Ahmet Özer

Yıkım projesi İstanbul sözleşmesinden artık vazgeçmeli

Ahmet Özer

Bunca dert yetmezmiş gibi birde ‘İstanbul Sözleşmesi’ derdiyle uğraşıyoruz.

Müslüman bir toplumda gâvurların tezi veya görüşlerini önceleyen bir sözleşme veya metinle bizim ne işimiz olur. Oluyor işte.

O yetmezmiş gibi, buna vahiy muamelesi çekiliyor.

Hadi seküler çevreleri anladık da ya muhafazakârlara ne oluyor?

Her ne kadar biz sözleşemese olmasa da kayıtlara adı ‘İstanbul Sözleşmesi’ olarak geçmiş.

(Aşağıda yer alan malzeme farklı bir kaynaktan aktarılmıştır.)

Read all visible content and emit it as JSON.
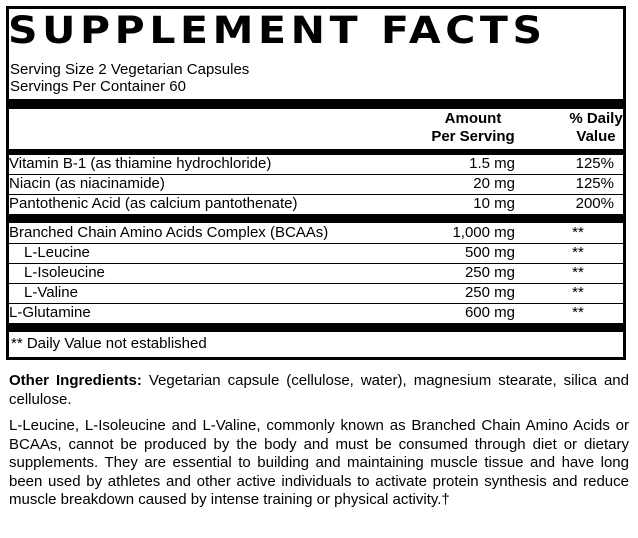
{
  "label": {
    "title": "SUPPLEMENT FACTS",
    "serving_size": "Serving Size 2 Vegetarian Capsules",
    "servings_per_container": "Servings Per Container 60",
    "header_amount_line1": "Amount",
    "header_amount_line2": "Per Serving",
    "header_dv_line1": "% Daily",
    "header_dv_line2": "Value",
    "vitamins": [
      {
        "name": "Vitamin B-1 (as thiamine hydrochloride)",
        "amount": "1.5 mg",
        "dv": "125%"
      },
      {
        "name": "Niacin (as niacinamide)",
        "amount": "20 mg",
        "dv": "125%"
      },
      {
        "name": "Pantothenic Acid (as calcium pantothenate)",
        "amount": "10 mg",
        "dv": "200%"
      }
    ],
    "amino": [
      {
        "name": "Branched Chain Amino Acids Complex (BCAAs)",
        "amount": "1,000 mg",
        "dv": "**"
      },
      {
        "name": "L-Leucine",
        "amount": "500 mg",
        "dv": "**"
      },
      {
        "name": "L-Isoleucine",
        "amount": "250 mg",
        "dv": "**"
      },
      {
        "name": "L-Valine",
        "amount": "250 mg",
        "dv": "**"
      },
      {
        "name": "L-Glutamine",
        "amount": "600 mg",
        "dv": "**"
      }
    ],
    "footnote": "** Daily Value not established"
  },
  "other_ingredients": {
    "label": "Other Ingredients:",
    "text": " Vegetarian capsule (cellulose, water), magnesium stearate, silica and cellulose."
  },
  "description": "L-Leucine, L-Isoleucine and L-Valine, commonly known as Branched Chain Amino Acids or BCAAs, cannot be produced by the body and must be consumed through diet or dietary supplements. They are essential to building and maintaining muscle tissue and have long been used by athletes and other active individuals to activate protein synthesis and reduce muscle breakdown caused by intense training or physical activity.†"
}
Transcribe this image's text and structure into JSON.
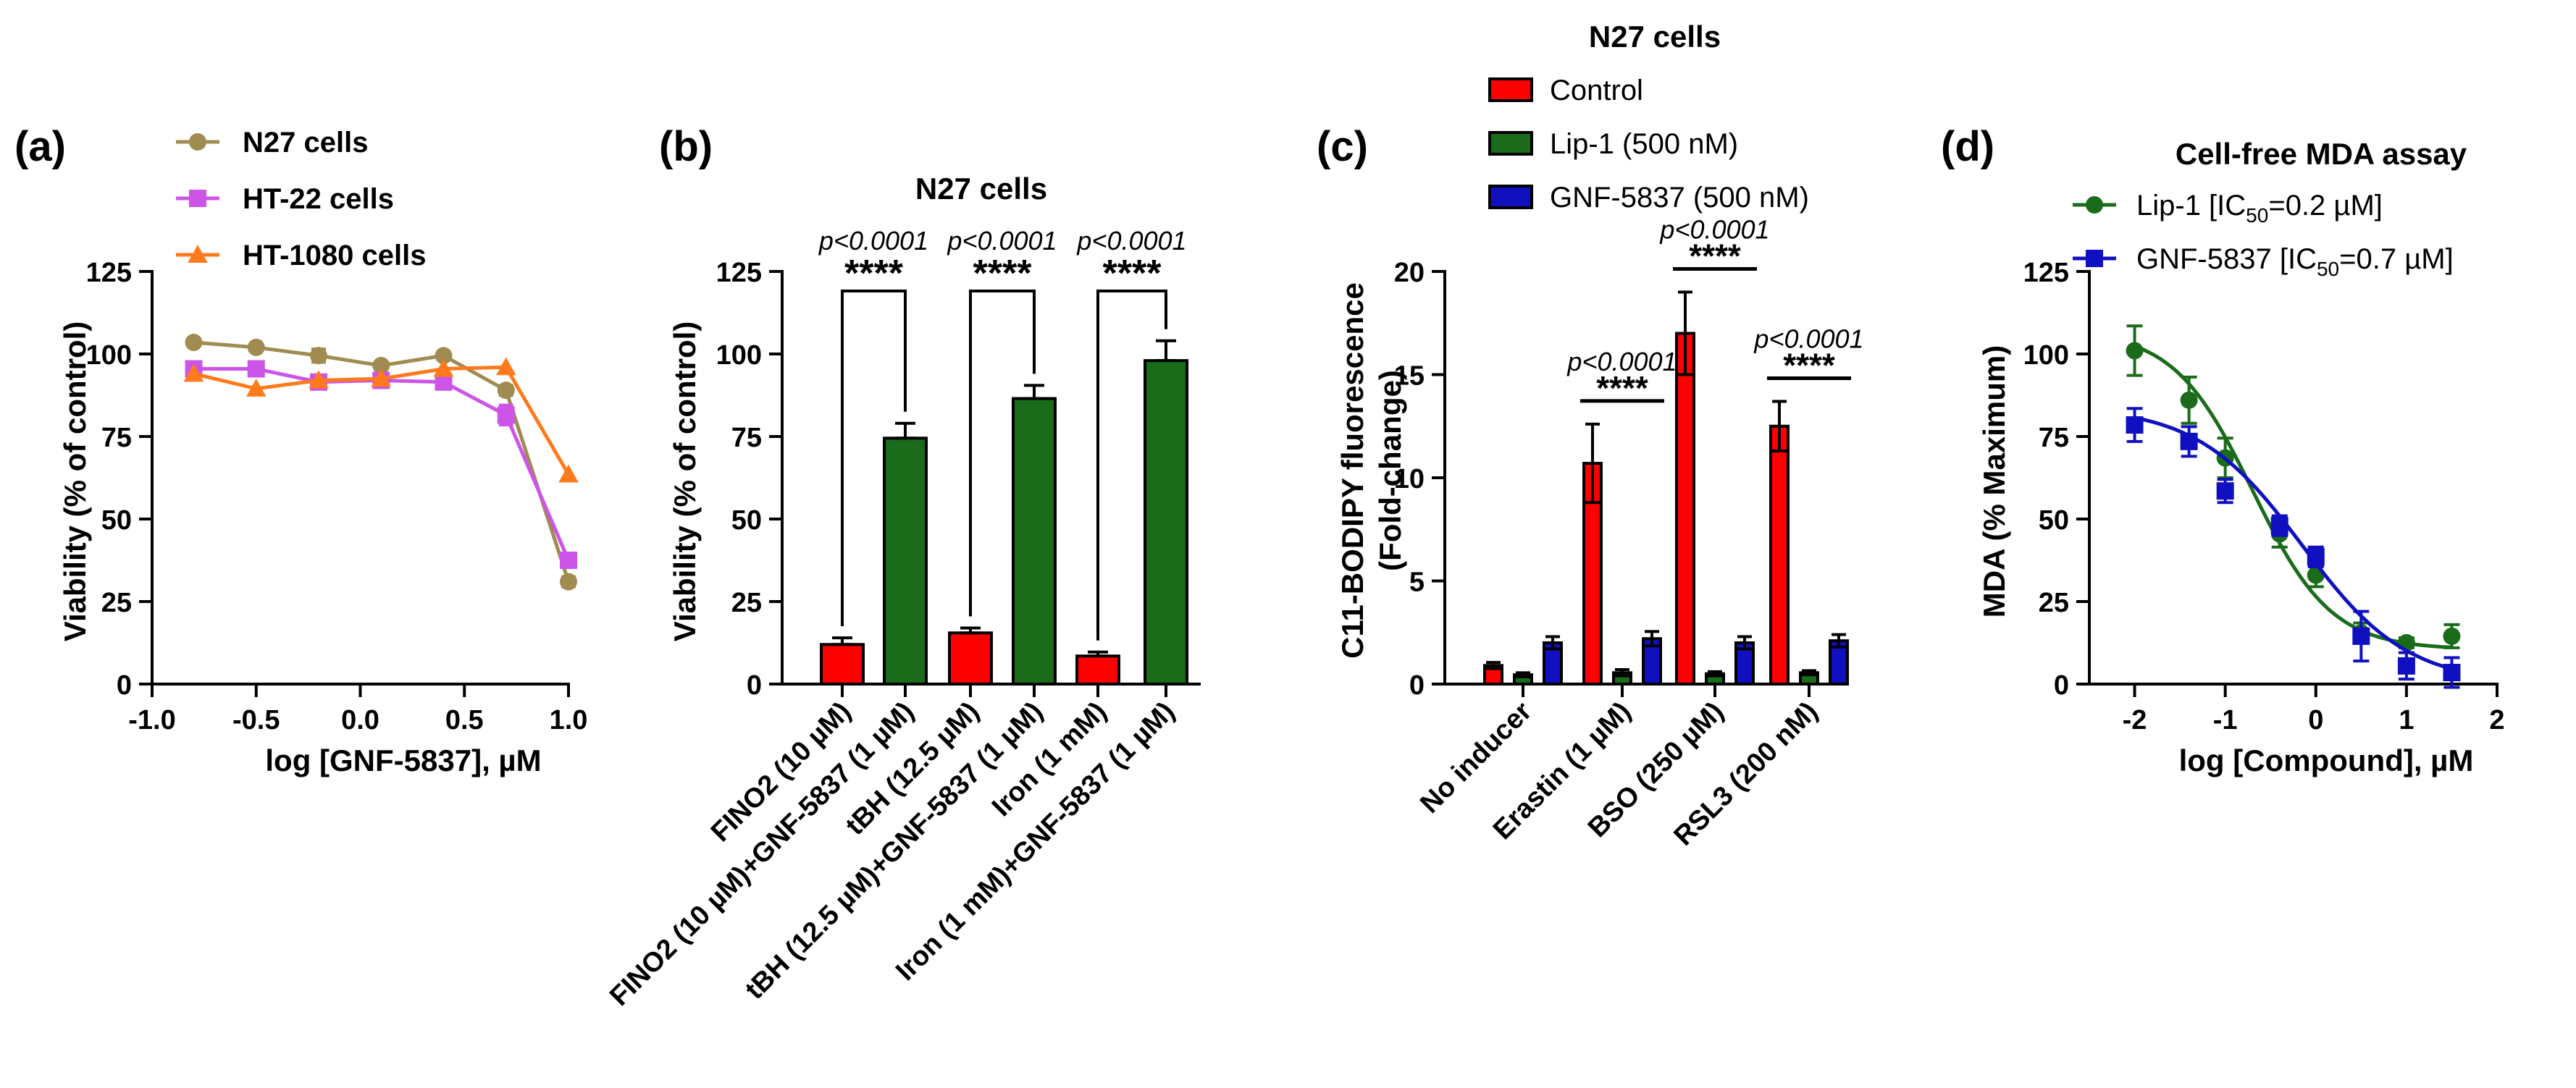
{
  "chart_data": [
    {
      "panel_label": "(a)",
      "type": "line",
      "xlabel": "log [GNF-5837], µM",
      "ylabel": "Viability (% of control)",
      "xlim": [
        -1.0,
        1.0
      ],
      "ylim": [
        0,
        125
      ],
      "xticks": [
        "-1.0",
        "-0.5",
        "0.0",
        "0.5",
        "1.0"
      ],
      "yticks": [
        "0",
        "25",
        "50",
        "75",
        "100",
        "125"
      ],
      "legend_position": "top-left",
      "x": [
        -0.8,
        -0.5,
        -0.2,
        0.1,
        0.4,
        0.7,
        1.0
      ],
      "series": [
        {
          "name": "N27 cells",
          "color": "#a08c50",
          "marker": "circle",
          "values": [
            103.5,
            102,
            99.5,
            96.5,
            99.5,
            89,
            31
          ],
          "errors": [
            0,
            0,
            2,
            0,
            0,
            1.5,
            1.5
          ]
        },
        {
          "name": "HT-22 cells",
          "color": "#cc55e8",
          "marker": "square",
          "values": [
            95.5,
            95.5,
            91.5,
            92,
            91.5,
            81.5,
            37.5
          ],
          "errors": [
            0,
            0,
            0,
            0,
            0,
            3,
            0
          ]
        },
        {
          "name": "HT-1080 cells",
          "color": "#ff7a1c",
          "marker": "triangle",
          "values": [
            94,
            89.5,
            92,
            92.5,
            95.5,
            96,
            63.5
          ],
          "errors": [
            0,
            0,
            0,
            0,
            0,
            0,
            0
          ]
        }
      ]
    },
    {
      "panel_label": "(b)",
      "type": "bar",
      "title": "N27 cells",
      "ylabel": "Viability (% of control)",
      "ylim": [
        0,
        125
      ],
      "yticks": [
        "0",
        "25",
        "50",
        "75",
        "100",
        "125"
      ],
      "categories": [
        "FINO2 (10 µM)",
        "FINO2 (10 µM)+GNF-5837 (1 µM)",
        "tBH (12.5 µM)",
        "tBH (12.5 µM)+GNF-5837 (1 µM)",
        "Iron (1 mM)",
        "Iron (1 mM)+GNF-5837 (1 µM)"
      ],
      "values": [
        12,
        74.5,
        15.5,
        86.5,
        8.5,
        98
      ],
      "errors": [
        2,
        4.5,
        1.5,
        4,
        1.2,
        6
      ],
      "colors": [
        "#ff0000",
        "#1a6b1a",
        "#ff0000",
        "#1a6b1a",
        "#ff0000",
        "#1a6b1a"
      ],
      "comparisons": [
        {
          "p": "p<0.0001",
          "stars": "****"
        },
        {
          "p": "p<0.0001",
          "stars": "****"
        },
        {
          "p": "p<0.0001",
          "stars": "****"
        }
      ]
    },
    {
      "panel_label": "(c)",
      "type": "bar",
      "title": "N27 cells",
      "ylabel": "C11-BODIPY fluorescence (Fold-change)",
      "ylabel_lines": [
        "C11-BODIPY fluorescence",
        "(Fold-change)"
      ],
      "ylim": [
        0,
        20
      ],
      "yticks": [
        "0",
        "5",
        "10",
        "15",
        "20"
      ],
      "legend_position": "top",
      "categories": [
        "No inducer",
        "Erastin (1 µM)",
        "BSO (250 µM)",
        "RSL3 (200 nM)"
      ],
      "series": [
        {
          "name": "Control",
          "color": "#ff0000",
          "values": [
            0.9,
            10.7,
            17,
            12.5
          ],
          "errors": [
            0.15,
            1.9,
            2.0,
            1.2
          ]
        },
        {
          "name": "Lip-1 (500 nM)",
          "color": "#1a6b1a",
          "values": [
            0.45,
            0.55,
            0.5,
            0.55
          ],
          "errors": [
            0.1,
            0.15,
            0.1,
            0.1
          ]
        },
        {
          "name": "GNF-5837 (500 nM)",
          "color": "#1010c0",
          "values": [
            2.0,
            2.2,
            2.0,
            2.1
          ],
          "errors": [
            0.3,
            0.35,
            0.3,
            0.3
          ]
        }
      ],
      "comparisons": [
        {
          "p": "p<0.0001",
          "stars": "****"
        },
        {
          "p": "p<0.0001",
          "stars": "****"
        },
        {
          "p": "p<0.0001",
          "stars": "****"
        }
      ]
    },
    {
      "panel_label": "(d)",
      "type": "scatter",
      "title": "Cell-free MDA assay",
      "xlabel": "log [Compound], µM",
      "ylabel": "MDA (% Maximum)",
      "xlim": [
        -2.5,
        2
      ],
      "ylim": [
        0,
        125
      ],
      "xticks": [
        "-2",
        "-1",
        "0",
        "1",
        "2"
      ],
      "yticks": [
        "0",
        "25",
        "50",
        "75",
        "100",
        "125"
      ],
      "legend_position": "top",
      "x": [
        -2,
        -1.4,
        -1,
        -0.4,
        0,
        0.5,
        1,
        1.5
      ],
      "series": [
        {
          "name_main": "Lip-1 [IC",
          "name_sub": "50",
          "name_tail": "=0.2 µM]",
          "color": "#1a6b1a",
          "marker": "circle",
          "values": [
            101,
            86,
            68.5,
            45.5,
            33,
            15.5,
            12.5,
            14.5
          ],
          "errors": [
            7.5,
            7,
            6,
            4,
            3.5,
            3,
            1.5,
            3.5
          ],
          "fit_logIC50": -0.7,
          "fit_top": 107,
          "fit_bottom": 10.5,
          "fit_hill": 1.0
        },
        {
          "name_main": "GNF-5837 [IC",
          "name_sub": "50",
          "name_tail": "=0.7 µM]",
          "color": "#1010c0",
          "marker": "square",
          "values": [
            78.5,
            73.5,
            58.5,
            48,
            38.5,
            14.5,
            5.5,
            3.5
          ],
          "errors": [
            5,
            4.5,
            3.5,
            3,
            3,
            7.5,
            4,
            4.5
          ],
          "fit_logIC50": -0.15,
          "fit_top": 84,
          "fit_bottom": 0,
          "fit_hill": 0.75
        }
      ]
    }
  ]
}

Bu sözleşmeyi detaylı olarak incelendiğinde bize yabancı olduğu, değerlerimizle çatıştığı, toplumun temel dinamiklerini tahrip ettiği insaf sahibi herkesçe görülür.

Daha acı olansa bu sözleşmeyi İngiltere, Ukrayna, Çek Cumhuriyeti, Bulgaristan, Moldova, Macaristan, Ermenistan, Letonya, Litvanya ve Slovakya henüz onaylamış değil ve ilk onayı yapan da biziz. Buda başka bir dram.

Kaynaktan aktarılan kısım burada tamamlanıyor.